Hingga berita ini diturunkan, Camat Kutoarjo, Nur Huda, S.STP, M.IP, belum memberikan tanggapan apa pun meski telah dikonfirmasi berulang kali oleh sejumlah awak media.

Pesan konfirmasi melalui WhatsApp dan telepon hanya dibaca tanpa balasan.

Sikap bungkam ini kini dianggap sebagai bentuk pengabaian terhadap prinsip transparansi publik dan tanggung jawab moral seorang pejabat negara.

Masyarakat pun mulai bertanya-tanya: apakah diamnya Camat menjadi tanda pembenaran atas dugaan yang berkembang?

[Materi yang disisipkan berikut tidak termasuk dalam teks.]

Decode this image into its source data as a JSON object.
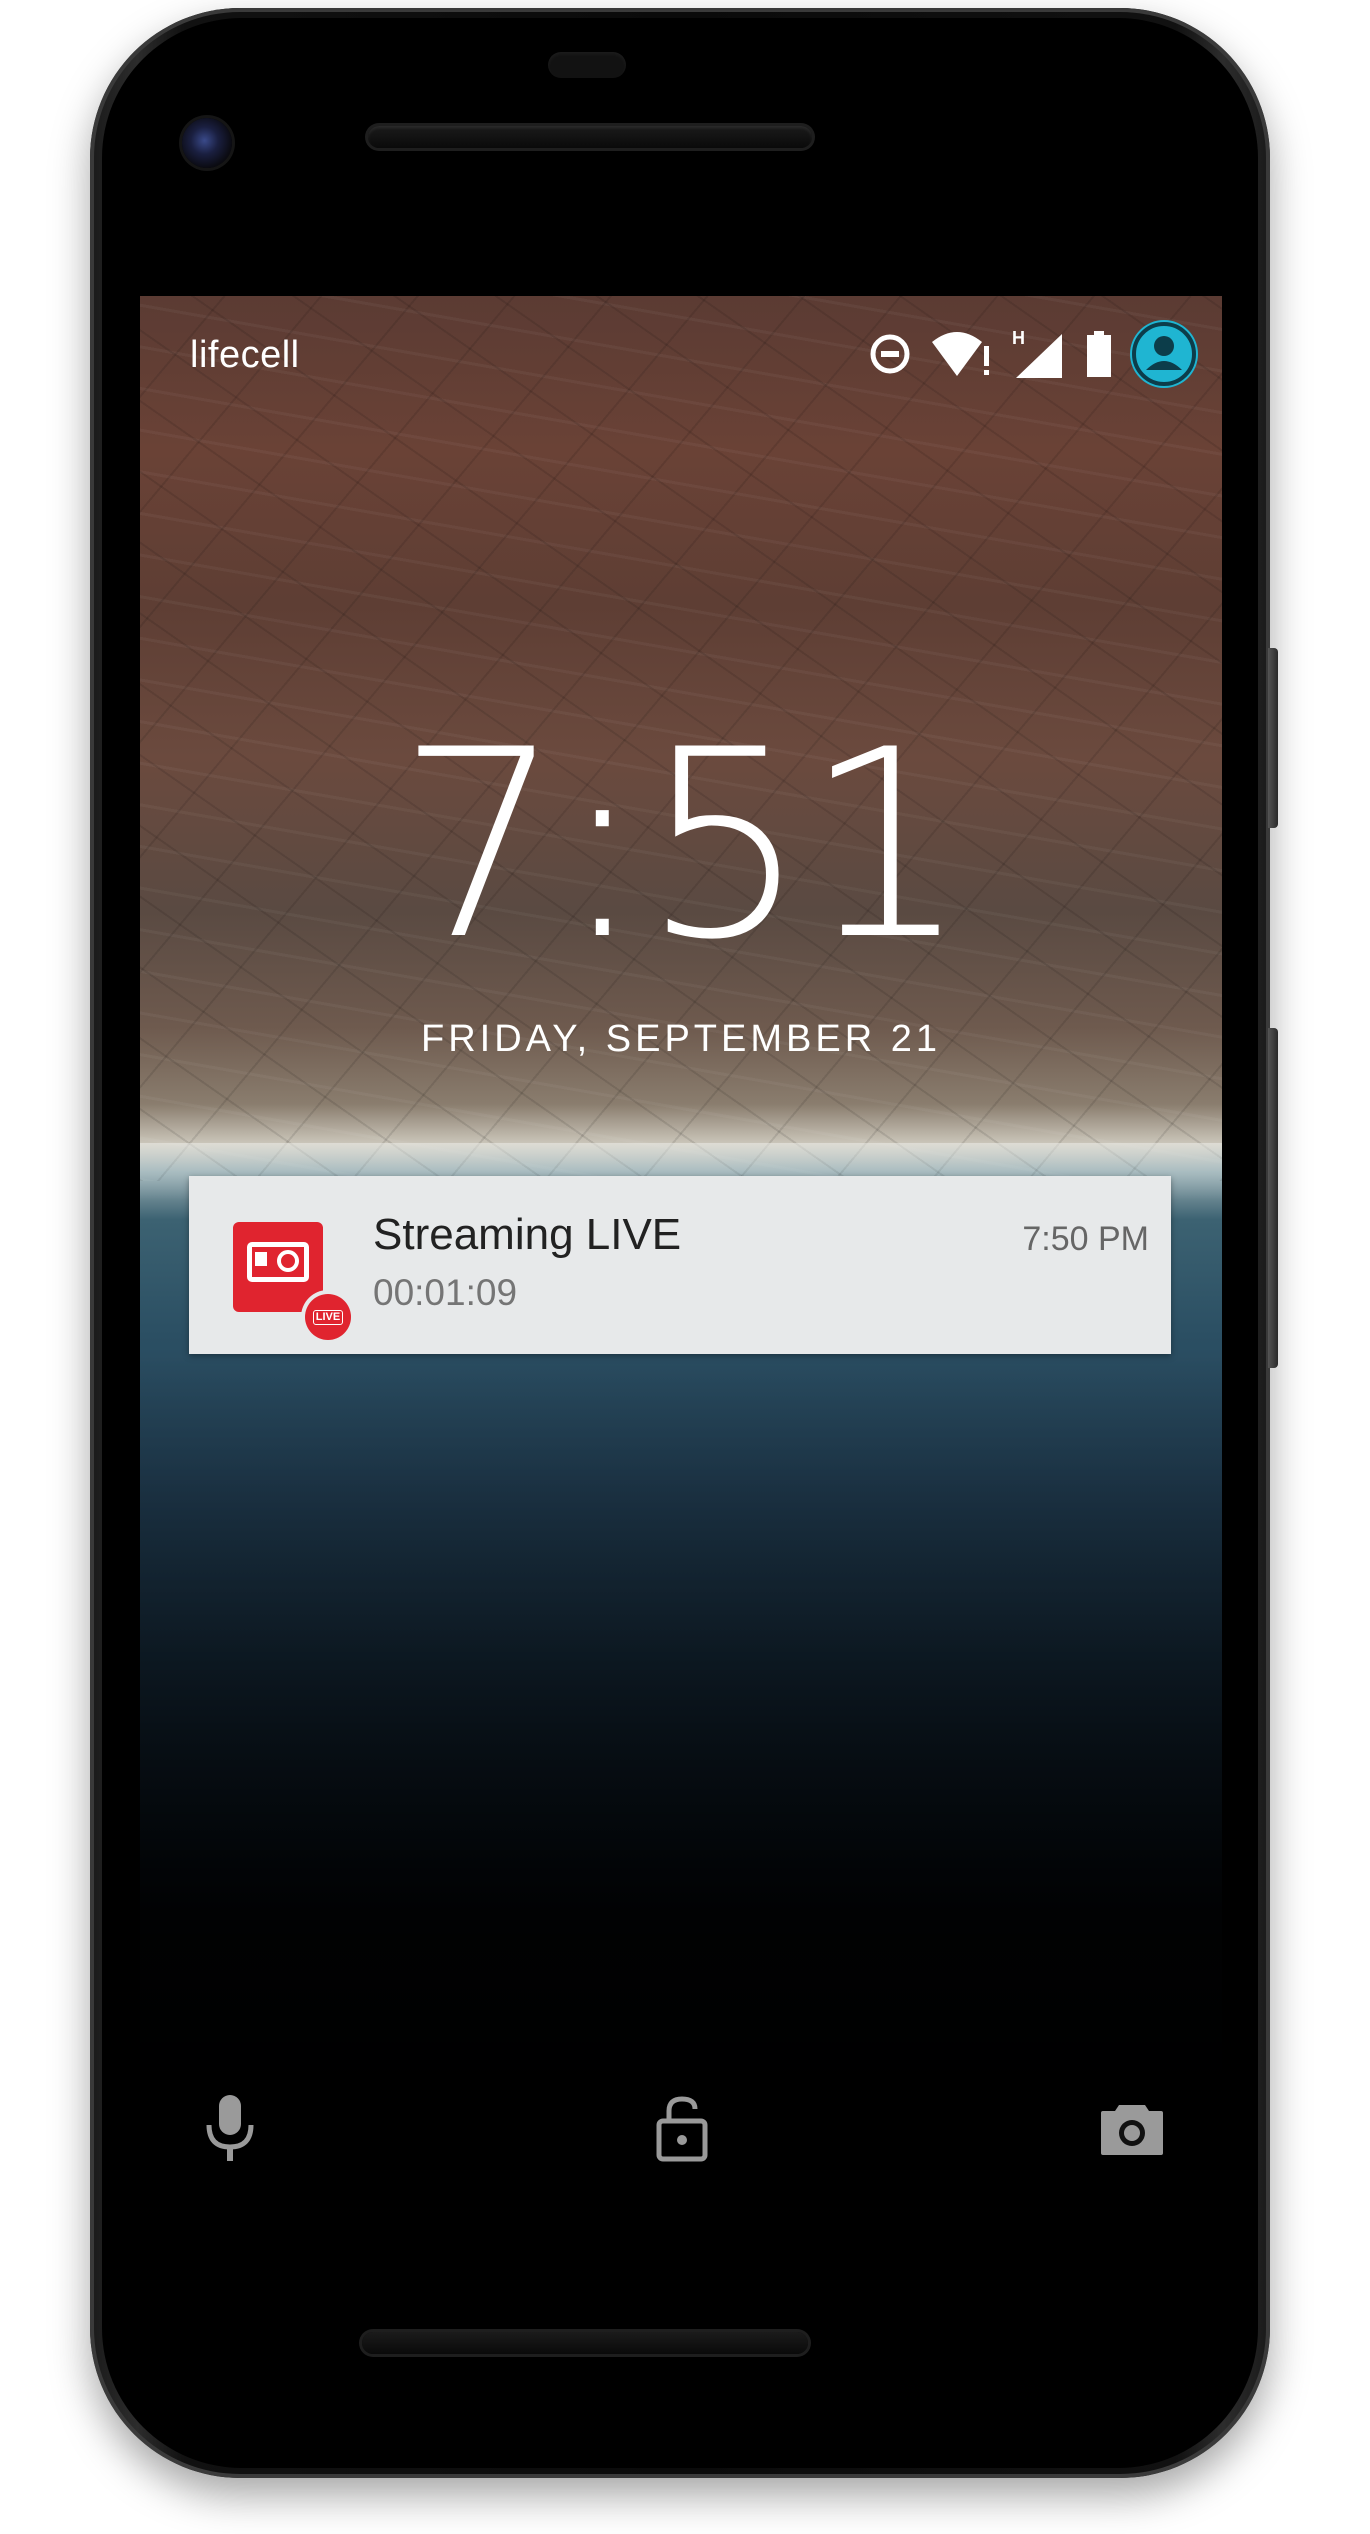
{
  "status_bar": {
    "carrier": "lifecell",
    "icons": [
      "do-not-disturb-icon",
      "wifi-alert-icon",
      "signal-h-icon",
      "battery-icon",
      "user-avatar-icon"
    ],
    "network_label": "H",
    "avatar_color": "#1fb5d2"
  },
  "lockscreen": {
    "time": "7:51",
    "date": "FRIDAY, SEPTEMBER 21"
  },
  "notification": {
    "app_icon": "live-stream-camera-icon",
    "badge_text": "LIVE",
    "title": "Streaming LIVE",
    "subtitle": "00:01:09",
    "time": "7:50 PM",
    "accent_color": "#e0242f"
  },
  "bottom_actions": {
    "left": "microphone-icon",
    "center": "unlock-icon",
    "right": "camera-icon"
  }
}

Krisis Moral di Dunia Pendidikan dan Birokrasi

Kasus ini memperlihatkan dua sisi kelam sekaligus — pendidikan yang kehilangan nurani, dan birokrasi yang kehilangan keberanian untuk menegakkan kebenaran.

Jika pejabat publik justru memilih diam saat ketidakadilan terjadi, maka yang mati bukan hanya moral, tapi juga integritas pemerintahan itu sendiri.

“Camat dan pejabat publik seharusnya menjadi contoh integritas, bukan justru menjadi simbol ketakutan terhadap kebenaran,” tutup Sugiyono, SH.